In this territory, subject to peculiar climatical conditions, the autumn appears to be absorbed in the precocious winter. It was now the beginning of October. The sun set at five o'clock in the evening, and during the long nights the temperature fell to zero. The first snows, which would last till summer, already whitened the summits of the neighboring hills. During the Siberian winter this inland sea is frozen over to a thickness of several feet, and is crossed by the sleighs of caravans.
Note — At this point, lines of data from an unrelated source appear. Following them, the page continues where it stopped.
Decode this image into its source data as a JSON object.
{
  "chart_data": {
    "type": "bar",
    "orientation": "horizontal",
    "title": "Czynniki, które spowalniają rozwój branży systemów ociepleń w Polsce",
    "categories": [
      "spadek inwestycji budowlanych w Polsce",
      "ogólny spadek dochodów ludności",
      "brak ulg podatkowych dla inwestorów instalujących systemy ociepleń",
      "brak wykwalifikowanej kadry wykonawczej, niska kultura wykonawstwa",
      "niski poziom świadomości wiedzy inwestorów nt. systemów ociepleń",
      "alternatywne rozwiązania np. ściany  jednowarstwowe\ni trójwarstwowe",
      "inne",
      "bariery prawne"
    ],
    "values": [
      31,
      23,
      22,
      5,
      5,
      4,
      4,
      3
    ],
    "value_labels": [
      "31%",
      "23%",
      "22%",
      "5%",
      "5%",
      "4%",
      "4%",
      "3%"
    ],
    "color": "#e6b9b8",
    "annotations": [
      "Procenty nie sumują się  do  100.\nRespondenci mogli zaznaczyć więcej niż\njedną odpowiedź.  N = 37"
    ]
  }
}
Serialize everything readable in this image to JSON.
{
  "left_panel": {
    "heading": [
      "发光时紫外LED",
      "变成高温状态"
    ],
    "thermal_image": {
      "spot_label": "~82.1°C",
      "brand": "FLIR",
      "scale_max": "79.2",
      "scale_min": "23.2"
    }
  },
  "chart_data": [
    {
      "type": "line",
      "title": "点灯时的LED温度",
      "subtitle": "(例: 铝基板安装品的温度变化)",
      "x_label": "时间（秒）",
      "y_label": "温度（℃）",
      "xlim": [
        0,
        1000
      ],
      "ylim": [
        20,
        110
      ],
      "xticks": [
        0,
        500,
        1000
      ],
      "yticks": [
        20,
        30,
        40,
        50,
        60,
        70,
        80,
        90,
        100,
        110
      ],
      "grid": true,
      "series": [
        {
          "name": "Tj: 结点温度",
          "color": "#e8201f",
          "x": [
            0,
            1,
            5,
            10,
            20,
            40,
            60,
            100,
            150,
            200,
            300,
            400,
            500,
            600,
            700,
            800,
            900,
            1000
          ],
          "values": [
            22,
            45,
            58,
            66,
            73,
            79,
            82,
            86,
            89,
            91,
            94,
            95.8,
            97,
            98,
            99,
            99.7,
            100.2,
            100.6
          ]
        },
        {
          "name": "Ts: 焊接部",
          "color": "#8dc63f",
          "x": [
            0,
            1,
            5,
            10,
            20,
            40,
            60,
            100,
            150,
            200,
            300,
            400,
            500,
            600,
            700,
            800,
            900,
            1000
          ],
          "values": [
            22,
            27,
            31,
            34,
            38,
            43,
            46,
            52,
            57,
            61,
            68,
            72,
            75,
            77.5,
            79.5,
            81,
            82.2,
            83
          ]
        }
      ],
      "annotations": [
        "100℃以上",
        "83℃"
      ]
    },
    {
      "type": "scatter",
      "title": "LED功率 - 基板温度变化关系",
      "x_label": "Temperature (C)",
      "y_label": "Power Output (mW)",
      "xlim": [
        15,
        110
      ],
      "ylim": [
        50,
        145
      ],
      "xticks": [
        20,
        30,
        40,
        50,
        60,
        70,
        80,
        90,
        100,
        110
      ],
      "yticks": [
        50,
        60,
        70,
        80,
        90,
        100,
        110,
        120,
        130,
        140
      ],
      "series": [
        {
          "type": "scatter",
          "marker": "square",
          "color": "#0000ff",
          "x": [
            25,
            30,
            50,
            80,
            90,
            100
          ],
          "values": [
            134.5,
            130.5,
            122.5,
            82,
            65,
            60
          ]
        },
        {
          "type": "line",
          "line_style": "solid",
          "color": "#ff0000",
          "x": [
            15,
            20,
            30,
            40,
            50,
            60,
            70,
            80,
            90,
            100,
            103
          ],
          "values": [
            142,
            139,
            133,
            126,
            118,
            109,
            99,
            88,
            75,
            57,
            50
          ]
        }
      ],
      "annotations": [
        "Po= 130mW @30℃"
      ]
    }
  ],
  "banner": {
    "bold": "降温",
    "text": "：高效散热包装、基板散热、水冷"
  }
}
Either because there are people who are so wanting in politeness as to call it "Sir Lake," or for some more meteorological reason, Lake Baikal is subject to violent tempests. Its waves, short like those of all inland seas, are much feared by the rafts, prahms, and steamboats, which furrow it during the summer.
It was the southwest point of the lake which Michael had now reached, carrying Nadia, whose whole life, so to speak, was concentrated in her eyes. But what could these two expect, in this wild region, if it was not to die of exhaustion and famine? And yet, what remained of the long journey of four thousand miles for the Czar's courier to reach his end? Nothing but forty miles on the shore of the lake up to the mouth of the Angara, and sixty miles from the mouth of the Angara to Irkutsk; in all, a hundred miles, or three days' journey for a strong man, even on foot.
Could Michael Strogoff still be that man?
Heaven, no doubt, did not wish to put him to this trial. The fatality which had hitherto pursued his steps seemed for a time to spare him. This end of the Baikal, this part of the steppe, which he believed to be a desert, which it usually is, was not so now. About fifty people were collected at the angle formed by the end of the lake.
Nadia immediately caught sight of this group, when Michael, carrying her in his arms, issued from the mountain pass. The girl feared for a moment that it was a Tartar detachment, sent to beat the shores of the Baikal, in which case flight would have been impossible to them both. But Nadia was soon reassured.
"Russians!" she exclaimed. And with this last effort, her eyes closed and her head fell on Michael's breast.
But they had been seen, and some of these Russians, running to them, led the blind man and the girl to a little point at which was moored a raft.
The raft was just going to start. These Russians were fugitives of different conditions, whom the same interest had united at Lake Baikal. Driven back by the Tartar scouts, they hoped to obtain a refuge at Irkutsk, but not being able to get there by land, the invaders having occupied both banks of the Angara, they hoped to reach it by descending the river which flows through the town.
Their plan made Michael's heart leap; a last chance was before him, but he had strength to conceal this, wishing to keep his incognito more strictly than ever.
The fugitives' plan was very simple. A current in the lake runs along by the upper bank to the mouth of the Angara; this current they hoped to utilize, and with its assistance to reach the outlet of Lake Baikal. From this point to Irkutsk, the rapid waters of the river would bear them along at a rate of eight miles an hour. In a day and a half they might hope to be in sight of the town.
No kind of boat was to be found; they had been obliged to make one; a raft, or rather a float of wood, similar to those which usually are drifted down Siberian rivers, was constructed. A forest of firs, growing on the bank, had supplied the necessary materials; the trunks, fastened together with osiers, made a platform on which a hundred people could have easily found room.
On board this raft Michael and Nadia were taken. The girl had returned to herself; some food was given to her as well as to her companion. Then, lying on a bed of leaves, she soon fell into a deep sleep.
To those who questioned him, Michael Strogoff said nothing of what had taken place at Tomsk. He gave himself out as an inhabitant of Krasnoiarsk, who had not been able to get to Irkutsk before the Emir's troops arrived on the left bank of the Dinka, and he added that, very probably, the bulk of the Tartar forces had taken up a position before the Siberian capital.